Preparation of safe plasma-derived products

Infectivity can be reduced by introducing good manufacturing practice (GMP), both in blood banks and in plasma fractionation units. The sterility of the final products is checked and virus inactivation measures (for example heat treatment and/or chemical inactivation) are taken whenever appropriate. At present, virus inactivation procedures are most relevant to non-cellular products, although leukodepletion procedures using filtration have been used for infectious agents that are almost exclusively intracellular.

The virucidal methods currently in use [ ] are based on different rationales. Heat treatment can involve heating solutions, heating lyophilized products, or heating in vapor under pressure, where the actual temperature, duration, and addition of stabilizers vary for the individual products [ , ]. Chemical treatment of products with a mixture of an organic solvent and a detergent (S/D treatment) is highly effective against lipid-enveloped viruses [ , ]. Other methods of removing or inactivating viruses use nanofiltration [ ] or treatment with a combination of a colored photosensitizer and light [ ].

Use of autologous blood transfusion

In some countries there has been a marked increase in the use of autologous blood transfusion, since it is known that blood-borne viruses, such as HIV, can be transmitted by allogeneic blood transfusion [ ].

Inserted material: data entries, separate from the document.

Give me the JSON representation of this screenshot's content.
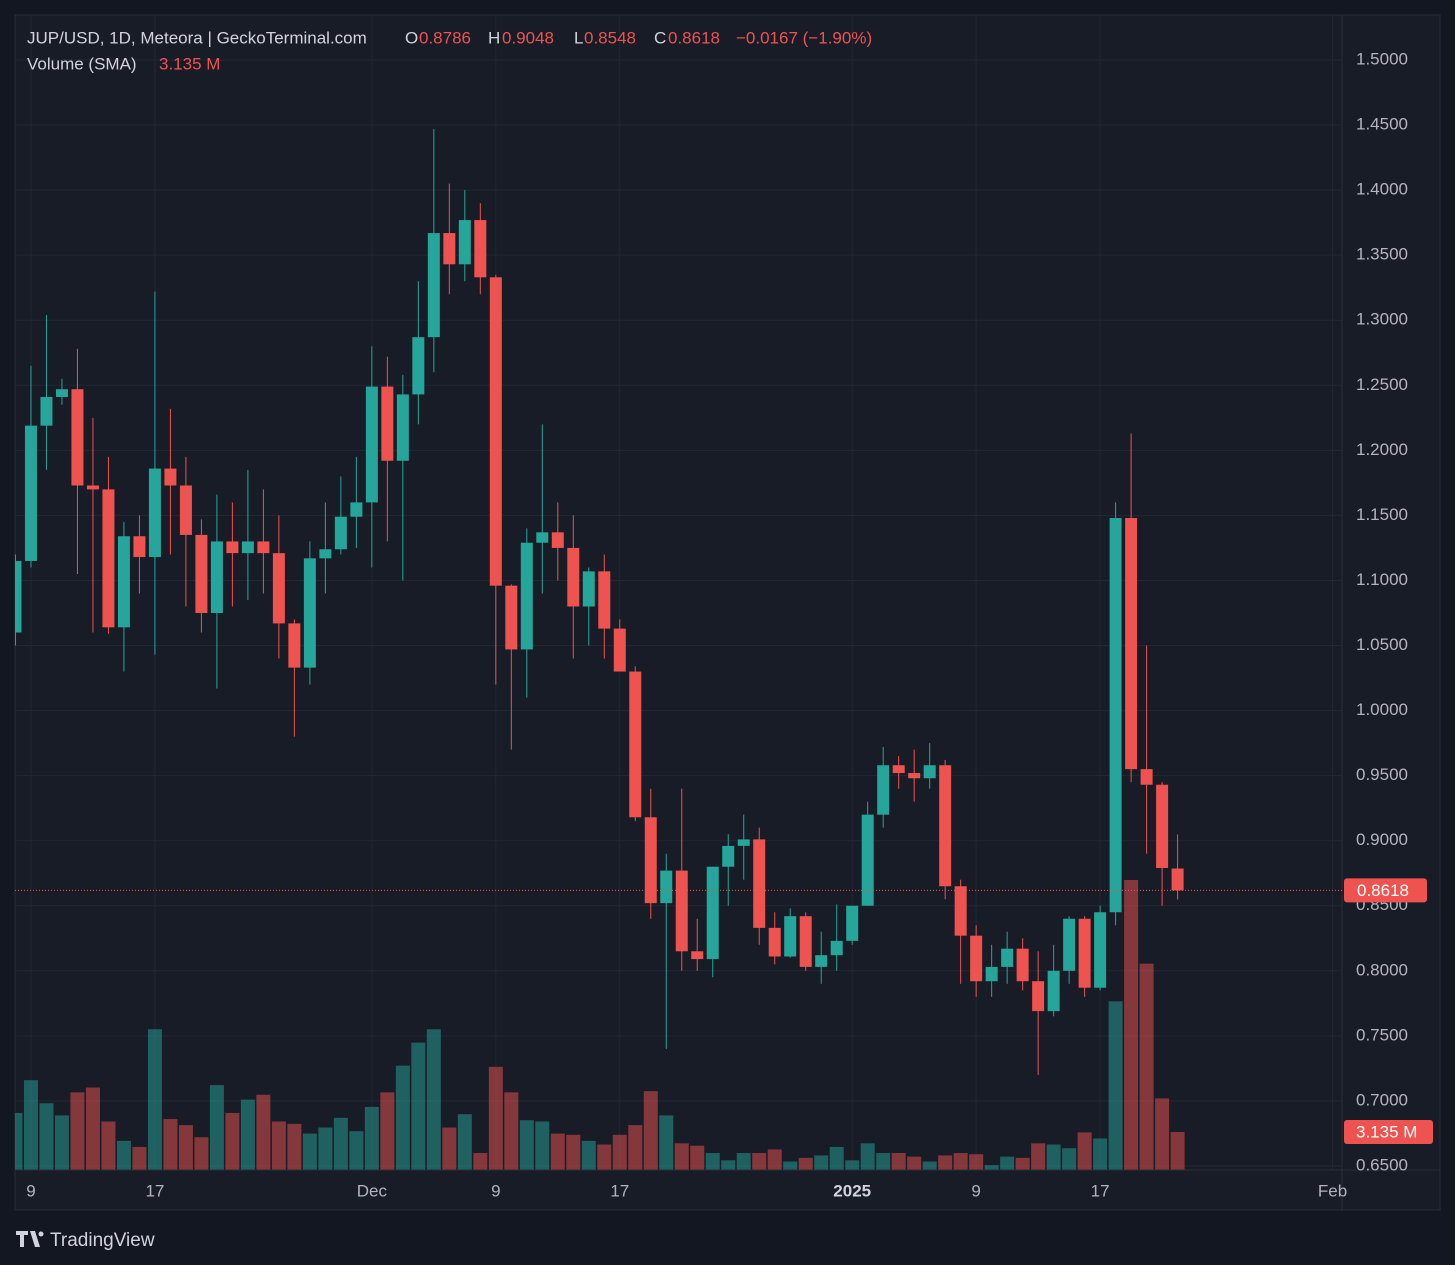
{
  "chart_data": {
    "type": "candlestick",
    "title": "JUP/USD, 1D, Meteora | GeckoTerminal.com",
    "header": {
      "o": "O",
      "open": "0.8786",
      "h": "H",
      "high": "0.9048",
      "l": "L",
      "low": "0.8548",
      "c": "C",
      "close": "0.8618",
      "change": "−0.0167 (−1.90%)"
    },
    "volume_legend": {
      "name": "Volume (SMA)",
      "value_label": "3.135 M"
    },
    "brand": "TradingView",
    "up_color": "#26a69a",
    "down_color": "#ef5350",
    "open": [
      1.06,
      1.115,
      1.219,
      1.241,
      1.247,
      1.173,
      1.17,
      1.064,
      1.134,
      1.118,
      1.186,
      1.173,
      1.135,
      1.075,
      1.13,
      1.121,
      1.13,
      1.121,
      1.067,
      1.033,
      1.117,
      1.124,
      1.149,
      1.16,
      1.249,
      1.192,
      1.243,
      1.287,
      1.367,
      1.343,
      1.377,
      1.333,
      1.096,
      1.047,
      1.129,
      1.137,
      1.125,
      1.08,
      1.107,
      1.063,
      1.03,
      0.918,
      0.852,
      0.877,
      0.815,
      0.809,
      0.88,
      0.896,
      0.901,
      0.833,
      0.811,
      0.842,
      0.803,
      0.812,
      0.823,
      0.85,
      0.92,
      0.958,
      0.952,
      0.948,
      0.958,
      0.865,
      0.827,
      0.792,
      0.803,
      0.817,
      0.792,
      0.769,
      0.8,
      0.84,
      0.787,
      0.845,
      1.148,
      0.955,
      0.943,
      0.8786
    ],
    "high": [
      1.12,
      1.265,
      1.304,
      1.255,
      1.278,
      1.225,
      1.195,
      1.145,
      1.15,
      1.322,
      1.232,
      1.195,
      1.147,
      1.166,
      1.16,
      1.185,
      1.17,
      1.15,
      1.07,
      1.13,
      1.16,
      1.18,
      1.195,
      1.28,
      1.272,
      1.258,
      1.33,
      1.447,
      1.405,
      1.4,
      1.39,
      1.335,
      1.097,
      1.14,
      1.22,
      1.16,
      1.15,
      1.11,
      1.12,
      1.07,
      1.034,
      0.94,
      0.89,
      0.94,
      0.84,
      0.88,
      0.905,
      0.92,
      0.91,
      0.845,
      0.848,
      0.845,
      0.83,
      0.851,
      0.85,
      0.93,
      0.972,
      0.965,
      0.97,
      0.975,
      0.962,
      0.87,
      0.835,
      0.82,
      0.83,
      0.825,
      0.815,
      0.82,
      0.842,
      0.842,
      0.85,
      1.16,
      1.213,
      1.05,
      0.945,
      0.9048
    ],
    "low": [
      1.05,
      1.11,
      1.185,
      1.235,
      1.105,
      1.06,
      1.059,
      1.03,
      1.09,
      1.043,
      1.12,
      1.08,
      1.06,
      1.017,
      1.08,
      1.085,
      1.09,
      1.04,
      0.98,
      1.02,
      1.09,
      1.12,
      1.125,
      1.11,
      1.13,
      1.1,
      1.22,
      1.26,
      1.32,
      1.33,
      1.32,
      1.02,
      0.97,
      1.01,
      1.09,
      1.1,
      1.04,
      1.05,
      1.04,
      1.03,
      0.915,
      0.84,
      0.74,
      0.8,
      0.8,
      0.795,
      0.85,
      0.87,
      0.82,
      0.805,
      0.81,
      0.8,
      0.79,
      0.8,
      0.82,
      0.85,
      0.91,
      0.94,
      0.93,
      0.94,
      0.855,
      0.79,
      0.78,
      0.78,
      0.79,
      0.785,
      0.72,
      0.765,
      0.79,
      0.78,
      0.785,
      0.835,
      0.945,
      0.89,
      0.85,
      0.8548
    ],
    "close": [
      1.115,
      1.219,
      1.241,
      1.247,
      1.173,
      1.17,
      1.064,
      1.134,
      1.118,
      1.186,
      1.173,
      1.135,
      1.075,
      1.13,
      1.121,
      1.13,
      1.121,
      1.067,
      1.033,
      1.117,
      1.124,
      1.149,
      1.16,
      1.249,
      1.192,
      1.243,
      1.287,
      1.367,
      1.343,
      1.377,
      1.333,
      1.096,
      1.047,
      1.129,
      1.137,
      1.125,
      1.08,
      1.107,
      1.063,
      1.03,
      0.918,
      0.852,
      0.877,
      0.815,
      0.809,
      0.88,
      0.896,
      0.901,
      0.833,
      0.811,
      0.842,
      0.803,
      0.812,
      0.823,
      0.85,
      0.92,
      0.958,
      0.952,
      0.948,
      0.958,
      0.865,
      0.827,
      0.792,
      0.803,
      0.817,
      0.792,
      0.769,
      0.8,
      0.84,
      0.787,
      0.845,
      1.148,
      0.955,
      0.943,
      0.879,
      0.8618
    ],
    "volume": [
      4.7,
      7.4,
      5.5,
      4.5,
      6.4,
      6.8,
      4.0,
      2.4,
      1.9,
      11.6,
      4.2,
      3.7,
      2.7,
      7.0,
      4.7,
      5.8,
      6.2,
      4.0,
      3.8,
      3.0,
      3.5,
      4.3,
      3.2,
      5.2,
      6.4,
      8.6,
      10.5,
      11.6,
      3.5,
      4.6,
      1.4,
      8.5,
      6.4,
      4.1,
      4.0,
      3.0,
      2.9,
      2.4,
      2.1,
      2.9,
      3.7,
      6.5,
      4.5,
      2.2,
      2.0,
      1.4,
      0.8,
      1.4,
      1.4,
      1.7,
      0.7,
      1.0,
      1.2,
      1.9,
      0.8,
      2.2,
      1.4,
      1.4,
      1.1,
      0.7,
      1.2,
      1.4,
      1.3,
      0.4,
      1.1,
      1.0,
      2.2,
      2.1,
      1.8,
      3.1,
      2.6,
      13.9,
      23.9,
      17.0,
      5.9,
      3.135
    ],
    "xlim": [
      -0.03,
      85.61
    ],
    "xticks": [
      {
        "value": 1,
        "label": "9"
      },
      {
        "value": 9,
        "label": "17"
      },
      {
        "value": 23,
        "label": "Dec"
      },
      {
        "value": 31,
        "label": "9"
      },
      {
        "value": 39,
        "label": "17"
      },
      {
        "value": 54,
        "label": "2025"
      },
      {
        "value": 62,
        "label": "9"
      },
      {
        "value": 70,
        "label": "17"
      },
      {
        "value": 85,
        "label": "Feb"
      }
    ],
    "ylim": [
      0.6469,
      1.5346
    ],
    "yticks": [
      {
        "value": 0.65,
        "label": "0.6500"
      },
      {
        "value": 0.7,
        "label": "0.7000"
      },
      {
        "value": 0.75,
        "label": "0.7500"
      },
      {
        "value": 0.8,
        "label": "0.8000"
      },
      {
        "value": 0.85,
        "label": "0.8500"
      },
      {
        "value": 0.9,
        "label": "0.9000"
      },
      {
        "value": 0.95,
        "label": "0.9500"
      },
      {
        "value": 1.0,
        "label": "1.0000"
      },
      {
        "value": 1.05,
        "label": "1.0500"
      },
      {
        "value": 1.1,
        "label": "1.1000"
      },
      {
        "value": 1.15,
        "label": "1.1500"
      },
      {
        "value": 1.2,
        "label": "1.2000"
      },
      {
        "value": 1.25,
        "label": "1.2500"
      },
      {
        "value": 1.3,
        "label": "1.3000"
      },
      {
        "value": 1.35,
        "label": "1.3500"
      },
      {
        "value": 1.4,
        "label": "1.4000"
      },
      {
        "value": 1.45,
        "label": "1.4500"
      },
      {
        "value": 1.5,
        "label": "1.5000"
      }
    ],
    "grid": true
  }
}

In 1997, 66 185 units of autologous blood (200 ml) were collected in Japan, 81% using preoperative collection and storage and 19% by perioperative hemodilution or blood salvage [ ]. The total volume of autologous blood collected accounted for 1.1% of the total number of units of whole blood donated in the same year. Of the autologous blood donated before surgery, 78% was used, while more than 70% of the blood that was collected by hemodilution, intraoperative salvage, and postoperative salvage was used. During whole blood donations adverse reactions were reported in 1.6% of cases, and ranged from mild reactions (for example dizziness) to severe reactions, such as angina and asthma. With respect to storage and transfusion, 288 errors or problems were reported, with a frequency of 1 per 455 units during production/storage, 1 per 213 transfusion problems/errors, 1 per 23 hemodilution procedures, and 1 per 54 salvage procedures. In 3.7% of the patients hypotension occurred during hemodilution. Clotting in blood units (0.9%) and bacterial contamination (0.4%) were the most frequent problems associated with blood salvage.

Adverse reactions to massive blood transfusions

Patients who receive massive transfusions are either extremely ill and suffering from prolonged shock or are undergoing major surgery (for example organ transplantation). Patients who receive massive transfusions are exposed to several risks resulting from the addition of anticoagulant, from transfusion of cold blood, and from biochemical, hematological, and other changes in the blood during storage. The complications lead in turn to metabolic disturbances and impaired hemostasis in proportion to the transfused volume.